Never have Americans felt more disgust for corporations and bosses—and this disgust did not begin with Enron. It is to be seen, for instance, in the fact that the term corporate greed is as much part of our national parlance as the term cyberspace.
There is fury across this land at having to worry about the cost of health care, and in so many instances having no health insurance; fury that at any moment one may lose one’s job; that one has enormous credit card debt; that one fears the future because of insufficient retirement savings. There is a continental resentment at how one is seen at one’s job: as existing to provide profit for someone else. It shows itself in grouchiness, ill-nature, rudeness (and worse) at workplaces—and also on highways and in homes. This resentment is not the only cause of anger in America, but it is a large one.
It is also one of the reasons Americans have gone after a certain unquestioning "patriotism" in recent months. To be sure, the horrible attack on this country has had people want, truly, to protect America and show love for her. But it also happens that Americans, not knowing how to place their pervasive, constant anger about money and jobs—not knowing how to be for their country yet against a way of economics which isn’t America but goes on in America—have wanted just to get to a certain simple wash of feeling: we’re good!; what’s outside us is bad!

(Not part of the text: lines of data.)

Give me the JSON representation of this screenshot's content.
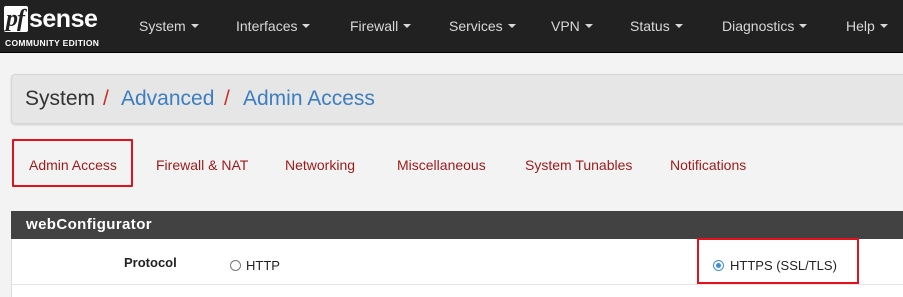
{
  "logo": {
    "pf": "pf",
    "sense": "sense",
    "edition": "COMMUNITY EDITION"
  },
  "nav": {
    "items": [
      {
        "label": "System"
      },
      {
        "label": "Interfaces"
      },
      {
        "label": "Firewall"
      },
      {
        "label": "Services"
      },
      {
        "label": "VPN"
      },
      {
        "label": "Status"
      },
      {
        "label": "Diagnostics"
      },
      {
        "label": "Help"
      }
    ]
  },
  "breadcrumb": {
    "items": [
      "System",
      "Advanced",
      "Admin Access"
    ],
    "separator": "/"
  },
  "tabs": {
    "items": [
      "Admin Access",
      "Firewall & NAT",
      "Networking",
      "Miscellaneous",
      "System Tunables",
      "Notifications"
    ],
    "active": "Admin Access"
  },
  "panel": {
    "title": "webConfigurator",
    "protocol": {
      "label": "Protocol",
      "options": [
        "HTTP",
        "HTTPS (SSL/TLS)"
      ],
      "selected": "HTTPS (SSL/TLS)"
    }
  },
  "colors": {
    "navbar": "#212121",
    "link_red": "#9e1a1a",
    "link_blue": "#3c7ebf",
    "highlight": "#e3101d",
    "radio": "#3d8fd6"
  }
}
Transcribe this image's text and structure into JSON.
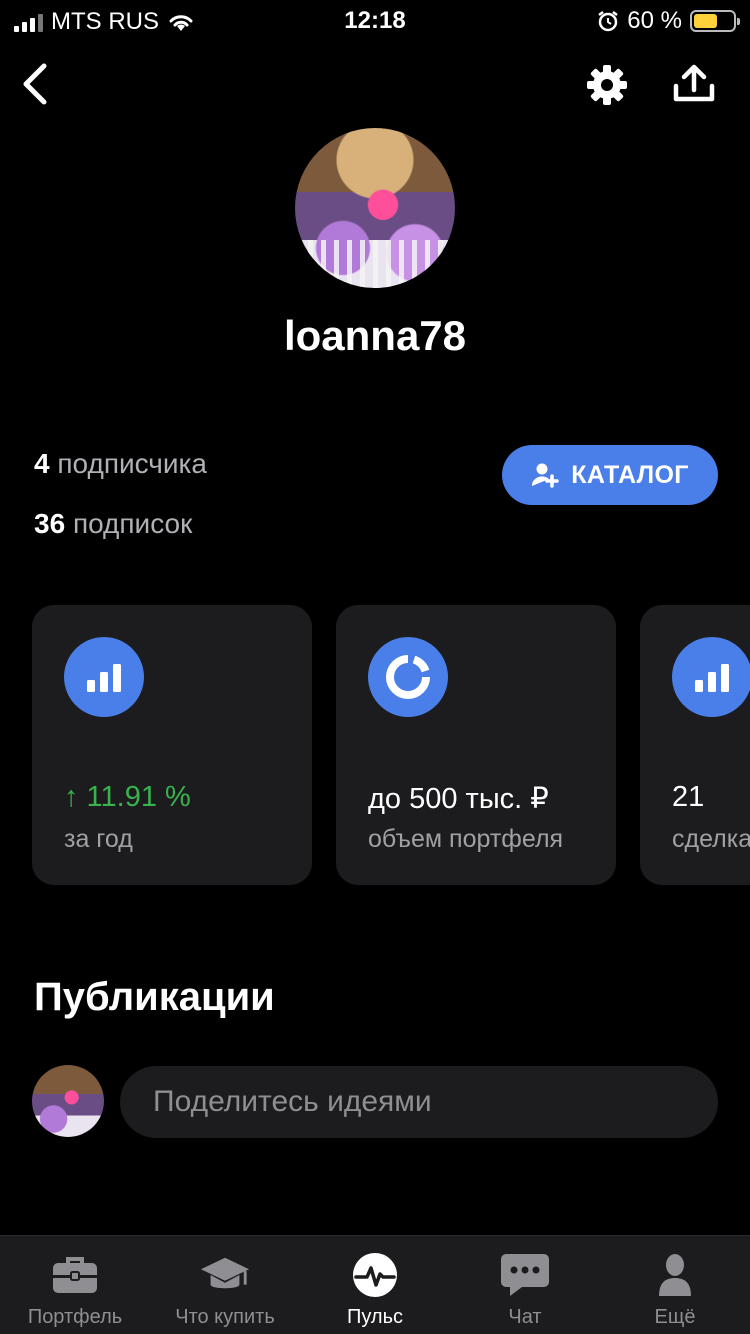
{
  "status_bar": {
    "carrier": "MTS RUS",
    "time": "12:18",
    "battery_percent": "60 %",
    "battery_level": 0.6
  },
  "nav": {
    "back_icon": "chevron-left-icon",
    "settings_icon": "gear-icon",
    "share_icon": "share-icon"
  },
  "profile": {
    "username": "loanna78",
    "followers_count": "4",
    "followers_label": "подписчика",
    "following_count": "36",
    "following_label": "подписок",
    "catalog_button": "КАТАЛОГ"
  },
  "cards": [
    {
      "icon": "bar-chart-icon",
      "value": "↑ 11.91 %",
      "label": "за год",
      "value_color": "#37b24d"
    },
    {
      "icon": "donut-icon",
      "value": "до 500 тыс. ₽",
      "label": "объем портфеля"
    },
    {
      "icon": "bar-chart-icon",
      "value": "21",
      "label": "сделка"
    }
  ],
  "publications": {
    "title": "Публикации",
    "input_placeholder": "Поделитесь идеями"
  },
  "tabbar": [
    {
      "label": "Портфель",
      "icon": "briefcase-icon",
      "active": false
    },
    {
      "label": "Что купить",
      "icon": "graduation-cap-icon",
      "active": false
    },
    {
      "label": "Пульс",
      "icon": "pulse-icon",
      "active": true
    },
    {
      "label": "Чат",
      "icon": "chat-icon",
      "active": false
    },
    {
      "label": "Ещё",
      "icon": "person-icon",
      "active": false
    }
  ],
  "colors": {
    "accent": "#4a7ee8",
    "positive": "#37b24d",
    "card_bg": "#1c1c1e",
    "background": "#000000"
  }
}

There is a desire in Americans to transform an intense mix-up and resentment into an intense feeling that seems less confusing and more acceptable to them: a gung-ho nationalism.
An Agreed-on Fact
That profit economics is a failure in this land, while not stated clearly, is nevertheless presented as an agreed-on fact in various ways. Let us take television and radio ads. A commercial for an office supply chain shows us a business so strapped that it has its employees share one pen, or write on their calves so as not to use up paper. The ad is funny, and is supposed to be immediately recognizable to millions of Americans: it is supposed to represent the company they work for, or run. Then there is a radio ad I’ve heard in various forms: the father of the family doesn’t recognize his wife and children because he’s been working such long hours that he never sees them. Americans are supposed to "relate" to this ad, and do. And as is often the case with humor, what they chuckle at in it is a situation that distresses them. Another instance of humor acknowledging the profit system’s failure is the popular quip that one’s 401(k) is now a 201(k). That bit of jocularity is as frequent in America today as "Why did the chicken cross the road?"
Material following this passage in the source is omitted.